Close Encounters of the College Kind

Proverbs 22:6

Train up a child in the way he should go,
And when he is old he will not depart from it.



     My daughter, K is a senior in high school this year. And I feel like she should be prepared for this. Ever since she was little, I have been constantly yakking about the importance of college. During spring break of her sophomore year my husband and I took her on a college tour. We drove across a good portion of the country. We went from Chicago to Nashville (Fisk University), from Nashville to Alabama (Tuskegee University), from Alabama to Atlanta, Ga (Clark & Spelman). From Atlanta, we went through So. Carolina, and No. Carolina, up to Virginia (Hampton University), and from Virginia, into D.C. (Howard University). Then from D.C., we made the 13 hour trek back to Chicago. It was a grueling wonderfully awesome (I was 13 weeks pregnant with K2.0 at the time) week long trip, but we felt it was worth it. Until K started bugging.

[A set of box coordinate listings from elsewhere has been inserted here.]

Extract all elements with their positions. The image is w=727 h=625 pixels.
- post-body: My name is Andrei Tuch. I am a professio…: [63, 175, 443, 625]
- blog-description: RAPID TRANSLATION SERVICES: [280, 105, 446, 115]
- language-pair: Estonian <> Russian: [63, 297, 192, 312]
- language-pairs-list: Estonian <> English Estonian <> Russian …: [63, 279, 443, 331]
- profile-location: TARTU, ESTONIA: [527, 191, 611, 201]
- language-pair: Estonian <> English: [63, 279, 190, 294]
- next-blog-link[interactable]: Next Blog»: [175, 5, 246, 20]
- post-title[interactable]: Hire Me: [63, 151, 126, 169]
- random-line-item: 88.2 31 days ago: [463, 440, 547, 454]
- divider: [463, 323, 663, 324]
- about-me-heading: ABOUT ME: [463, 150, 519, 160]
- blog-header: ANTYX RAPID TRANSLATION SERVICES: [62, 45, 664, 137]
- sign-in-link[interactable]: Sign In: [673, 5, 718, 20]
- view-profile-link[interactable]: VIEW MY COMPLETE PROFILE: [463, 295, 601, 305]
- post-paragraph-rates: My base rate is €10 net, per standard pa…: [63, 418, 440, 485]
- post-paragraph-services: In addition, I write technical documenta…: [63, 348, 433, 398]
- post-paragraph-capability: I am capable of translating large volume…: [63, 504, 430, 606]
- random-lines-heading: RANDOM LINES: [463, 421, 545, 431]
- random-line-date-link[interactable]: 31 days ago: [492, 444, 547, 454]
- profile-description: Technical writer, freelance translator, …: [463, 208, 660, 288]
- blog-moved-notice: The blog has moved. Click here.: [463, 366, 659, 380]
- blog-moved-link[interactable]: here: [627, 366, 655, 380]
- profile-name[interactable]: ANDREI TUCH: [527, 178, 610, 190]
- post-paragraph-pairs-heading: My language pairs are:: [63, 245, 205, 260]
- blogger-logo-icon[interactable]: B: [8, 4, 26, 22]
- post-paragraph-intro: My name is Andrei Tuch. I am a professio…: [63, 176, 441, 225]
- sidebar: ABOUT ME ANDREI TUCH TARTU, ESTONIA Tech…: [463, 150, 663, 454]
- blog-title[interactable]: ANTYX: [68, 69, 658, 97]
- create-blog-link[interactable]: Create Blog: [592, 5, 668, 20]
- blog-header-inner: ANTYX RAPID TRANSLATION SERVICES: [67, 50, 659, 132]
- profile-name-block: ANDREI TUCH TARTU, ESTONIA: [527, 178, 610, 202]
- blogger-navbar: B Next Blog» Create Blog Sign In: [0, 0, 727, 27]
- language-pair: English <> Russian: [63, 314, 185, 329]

     First, she started wavering on her first choice. Now, that was fine with me. Just choose another first choice school. Therein lay the problem. She wouldn't/couldn't choose another school. Brochures and pamphlets have flooded our mail box. Emails are blowing up her phone. Colleges are holding seminars and open houses in our area. She is NOT interested.
 
     I have tried everything. I have tried to be understanding. I've tried giving up and deciding that college is her deal, not mine. I have tried to sweet talk her. I have tried yelling. I've tried being pissed. I've tried strong-arming her. I've tried it all. It seems like the only thing I accomplish is frustrating myself. Nothing worked. Nothing motivated her. When I asked her what her problem is, she whines, tears up, and tells me that she's overwhelmed at the "college process." She said, "It's my senior year. Why can't I just enjoy my senior year?"

     Now, I know some people are reading this and thinking, "Awwwww. Poor thing." Well, when she said it, I heard, "Filling out applications, requesting transcripts from my school's office, and asking teachers to write recommendation letters for me would require me to get off my butt, and do some something for myself."

     So basically, I've been forcing her to attend things. I've had to drag her to college fairs kicking and screaming. So, the 100 Black men of Chicago host a HUGE college fair every year, which over 300 schools attend, including all of the Historically Black Colleges, and even the Ivy Leagues. ~ Now, this is the fair that she fought me sooooo hard on. For days leading up to the fair, she complained and whined. She even tried to dig her heels in and tell me she wasn't going (now that, was funny. Like she had a choice, once I said she was going). The morning of the fair, she lolly-gagged around and sincerely tried to make us late, but I nixed all of her foolishness right in the bud.

     We visited the table of tons of schools. Some of the schools, she was interested in (Florida A & M, Amherst College), some of the schools, I was interested in for her (Spelman, Hampton U). She got a lot of information, and a lot of positive feedback. In the end, she finally made her school selections. Some of the schools that made the cut have been one the list since the beginning. Some of the schools are brand new, and some of the schools are HUGE surprises.

     But it was worth all of the headaches and frustration when we got in the car and K said, "Thanks mom. I'm glad you made me go to that."